Pourquoi les data ne suffisent pas à comprendre les consommateurs ?

Pour comprendre la performance des vidéos et photos sur les fiches produits de son site Web, Decathlon, accompagné par le cabinet Sutter Mills, a combiné une analyse data à 15 entretiens individuels. Et explique pourquoi la double approche est clé.

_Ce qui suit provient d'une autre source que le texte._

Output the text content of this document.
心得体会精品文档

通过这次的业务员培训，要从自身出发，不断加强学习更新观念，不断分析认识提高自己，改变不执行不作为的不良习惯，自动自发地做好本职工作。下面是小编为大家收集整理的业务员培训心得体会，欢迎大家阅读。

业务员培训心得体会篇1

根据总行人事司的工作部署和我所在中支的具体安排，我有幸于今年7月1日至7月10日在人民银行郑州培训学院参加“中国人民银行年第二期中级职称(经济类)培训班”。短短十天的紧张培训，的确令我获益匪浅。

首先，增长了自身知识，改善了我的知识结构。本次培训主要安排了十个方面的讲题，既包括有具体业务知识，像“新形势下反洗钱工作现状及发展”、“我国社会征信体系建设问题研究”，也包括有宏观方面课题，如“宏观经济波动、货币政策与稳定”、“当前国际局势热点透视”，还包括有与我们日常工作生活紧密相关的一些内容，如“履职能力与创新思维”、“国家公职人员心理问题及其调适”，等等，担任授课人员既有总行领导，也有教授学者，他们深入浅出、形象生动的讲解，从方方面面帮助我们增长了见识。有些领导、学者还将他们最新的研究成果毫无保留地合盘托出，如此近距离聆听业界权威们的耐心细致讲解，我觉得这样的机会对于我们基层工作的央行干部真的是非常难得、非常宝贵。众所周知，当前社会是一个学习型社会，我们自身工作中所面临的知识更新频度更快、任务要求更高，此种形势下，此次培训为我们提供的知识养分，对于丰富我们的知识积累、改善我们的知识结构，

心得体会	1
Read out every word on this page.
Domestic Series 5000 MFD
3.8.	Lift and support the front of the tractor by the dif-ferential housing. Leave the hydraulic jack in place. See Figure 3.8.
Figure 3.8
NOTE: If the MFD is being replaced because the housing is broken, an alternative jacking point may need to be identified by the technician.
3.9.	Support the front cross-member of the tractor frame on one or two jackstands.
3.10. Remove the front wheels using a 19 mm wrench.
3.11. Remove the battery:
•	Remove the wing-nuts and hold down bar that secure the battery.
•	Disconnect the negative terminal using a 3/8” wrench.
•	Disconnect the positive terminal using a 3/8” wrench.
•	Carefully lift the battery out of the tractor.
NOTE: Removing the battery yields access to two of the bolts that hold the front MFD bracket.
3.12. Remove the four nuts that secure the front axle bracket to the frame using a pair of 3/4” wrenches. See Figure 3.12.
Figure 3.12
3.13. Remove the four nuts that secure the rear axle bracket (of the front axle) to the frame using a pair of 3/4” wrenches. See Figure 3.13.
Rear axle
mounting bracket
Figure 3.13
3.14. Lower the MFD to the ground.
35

De l’analyse de données, c’est bien… De l’observation de comportements, c’est encore mieux. Cette approche, combinant “analytics”et “quali”, est celle adoptée par la marque Decathlon, accompagnée par Accenture Interactive , afin de comprendre la perception, par ses clients, du contenu multimédia – photos et vidéos – des fiches produit de son site e-commerce. Le projet mené au premier trimestre 2018 a été dévoilé par la marque et son agence, à l’occasion de l’événement “Conversion Summit” organisé par AB Tasty, le 19 juin.

Le constat

Le point de départ : “Plus de 20 000 fiches produits sont alimentées par les responsables des sports de 60 marques propres sur notre site Web, témoigne Marie de Smedt, responsable métier au sein de Decathlon International, soit plus de 250 000 photos. Si le nombre est important, nous ne savons pas comment ces contenus sont perçus.” Or, l’enjeu est de taille pour la marque : plusieurs millions d’euros sont investis chaque année dans la production des contenus, gérée par 150 personnes chez Décathlon. “Nous avions besoin de cohérence en termes de format, de nature et de quantité pour chacune des marques du groupe”, poursuit la professionnelle.

Les enjeux

Pour répondre à la problématique de la marque, Accenture Interactive a d’abord cherché à comprendre l’impact des contenus multimédia sur l’achat du produit, et ce, par typologie de produit. Puis, a construit un cahier des charges “Image” dont l’objectif est de rationaliser les coûts de production multimédia et améliorer la performance business.